Tinha prometido a mim própria, já há bastante tempo, que “crise” seria vocábulo que diria o menos possível. E escrevê-lo, nunca. Não cumpro a promessa feita. Porém, isso apenas a mim diz respeito.
Assim, no meio de tantas crises, estamos no imediato mergulhados num autêntico “nó cego”, que foi a crise política recente. Haverá muito de nebuloso nas suas origens que talvez nunca totalmente desvendaremos, face à opacidade que entre nós reina.
Tópicos:
1. “Nó cego” lhe chamo. E é-o. Porque juntando-se às outras crises, manifesta a descrença na capacidade das forças políticas e das instituições para a sua superação. Os partidos políticos – os seus actores – vêm estando enredados nisso a que chamei “nó cego”. Quem esteja de fora mas atento verifica com uma cristalina nitidez que estão enredados nos seus egos (expressão usada por um dos participantes num recente programa “Prós e contras”), deslumbrados cada um com a sua verdade, como se absoluta ela fosse.

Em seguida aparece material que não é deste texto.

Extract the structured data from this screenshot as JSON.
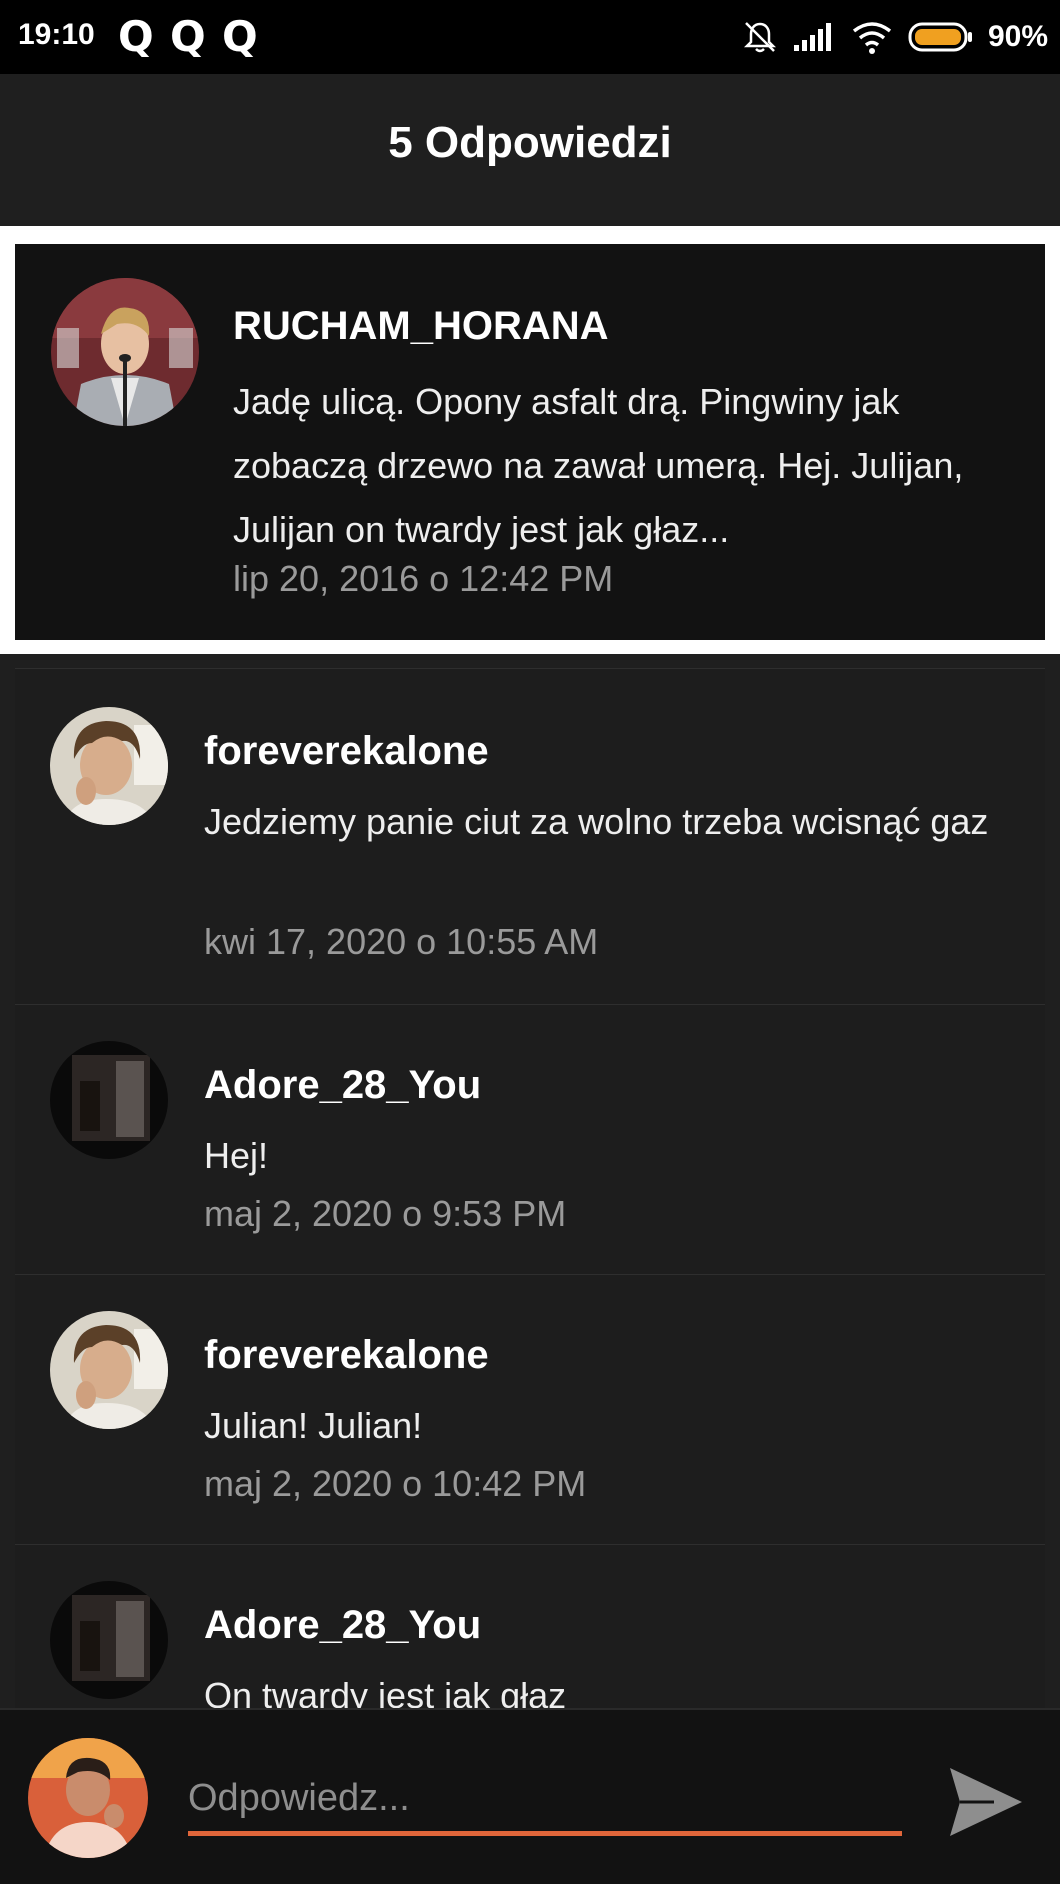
{
  "status_bar": {
    "time": "19:10",
    "notification_icons": [
      "Q",
      "Q",
      "Q"
    ],
    "icons": [
      "bell-muted-icon",
      "signal-icon",
      "wifi-icon",
      "battery-icon"
    ],
    "battery_percent": "90%",
    "battery_color": "#f0a020"
  },
  "app_bar": {
    "title": "5 Odpowiedzi"
  },
  "parent_comment": {
    "username": "RUCHAM_HORANA",
    "text": "Jadę ulicą. Opony asfalt drą. Pingwiny jak zobaczą drzewo na zawał umerą. Hej. Julijan, Julijan on twardy jest jak głaz...",
    "date": "lip 20, 2016 o 12:42 PM"
  },
  "replies": [
    {
      "username": "foreverekalone",
      "text": "Jedziemy panie ciut za wolno trzeba wcisnąć gaz",
      "date": "kwi 17, 2020 o 10:55 AM"
    },
    {
      "username": "Adore_28_You",
      "text": "Hej!",
      "date": "maj 2, 2020 o 9:53 PM"
    },
    {
      "username": "foreverekalone",
      "text": "Julian! Julian!",
      "date": "maj 2, 2020 o 10:42 PM"
    },
    {
      "username": "Adore_28_You",
      "text": "On twardy jest jak głaz",
      "date": ""
    }
  ],
  "composer": {
    "placeholder": "Odpowiedz...",
    "accent": "#e0663a"
  }
}
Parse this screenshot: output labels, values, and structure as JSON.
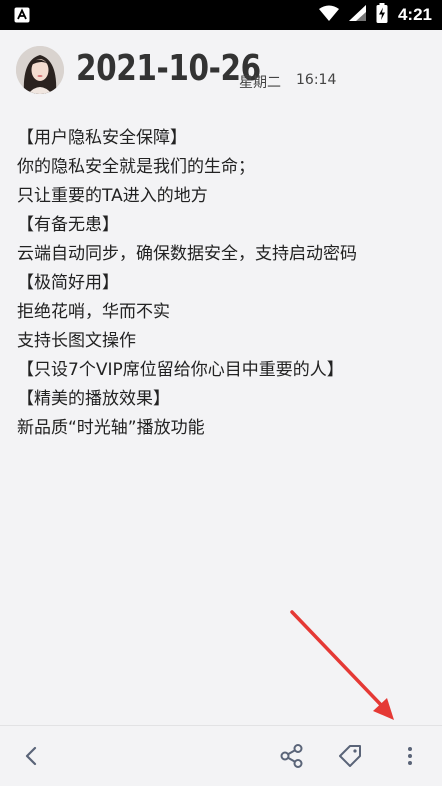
{
  "status_bar": {
    "time": "4:21",
    "icons": [
      "app-notification-icon",
      "wifi-icon",
      "signal-icon",
      "battery-charging-icon"
    ]
  },
  "entry": {
    "date": "2021-10-26",
    "weekday": "星期二",
    "time": "16:14",
    "lines": [
      "【用户隐私安全保障】",
      "你的隐私安全就是我们的生命；",
      "只让重要的TA进入的地方",
      "【有备无患】",
      "云端自动同步，确保数据安全，支持启动密码",
      "【极简好用】",
      "拒绝花哨，华而不实",
      "支持长图文操作",
      "【只设7个VIP席位留给你心目中重要的人】",
      "【精美的播放效果】",
      "新品质“时光轴”播放功能"
    ]
  },
  "bottom_bar": {
    "icons": [
      "back-arrow-icon",
      "share-icon",
      "tag-icon",
      "more-vert-icon"
    ]
  },
  "colors": {
    "background": "#f3f3f5",
    "text": "#222222",
    "icon": "#5a6478",
    "annotation_arrow": "#e53935"
  }
}
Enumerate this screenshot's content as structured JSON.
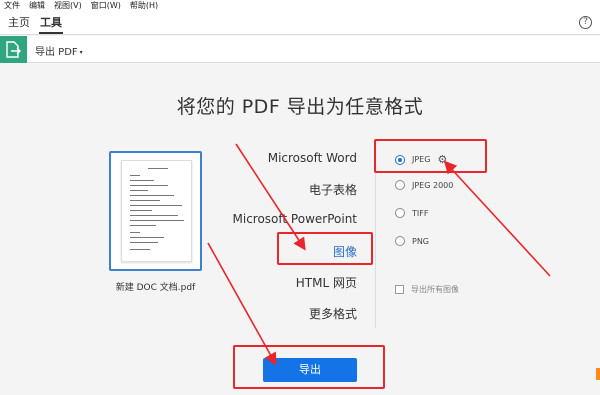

2. Um país definhando; um povo cada vez mais doente, sim, porque se trata já de um problema de saúde pública (os entendidos já chamaram a atenção da gravidade disso). E o seu povo obrigado a assistir a um espectáculo que dispensava e caminhando para o que não deseja – eleições. (Isto mereceria outro desenvolvimento, não é tudo assim tão linear). Seja qual for o quadro parlamentar delas resultante, iremos assistir à gritaria a que nos habituaram, mesmo q alguns actores saiam de cena.
3. Tudo indica vir a ser uma aliança centro-direita ou direita-direita que se configura no horizonte nacional. Com a canga do FMI, teremos uma forte agitação social. Ora, de Belém não são de esperar bons ventos: Cavaco não é sequer um democrata. Revelou-se como primeiro ministro, não mudou nem mudará, agora, como Presidente da República. Tenho muitas dúvidas dessa sua prometida “magistratura activa”. Será a magistratura de Facebook? Dias sombrios nos esperam; um dos lados maiores da crise é a nossa falta de confianças nas instituições. Justificada falta. Até aqui não disse nada de novo, qualquer um de nós tudo isto, e muito mais, já pensou. Todavia estas poucas linhas levaram-me a recuar uns séculos, porque é a falta de coesão social que me preocupa cada vez mais.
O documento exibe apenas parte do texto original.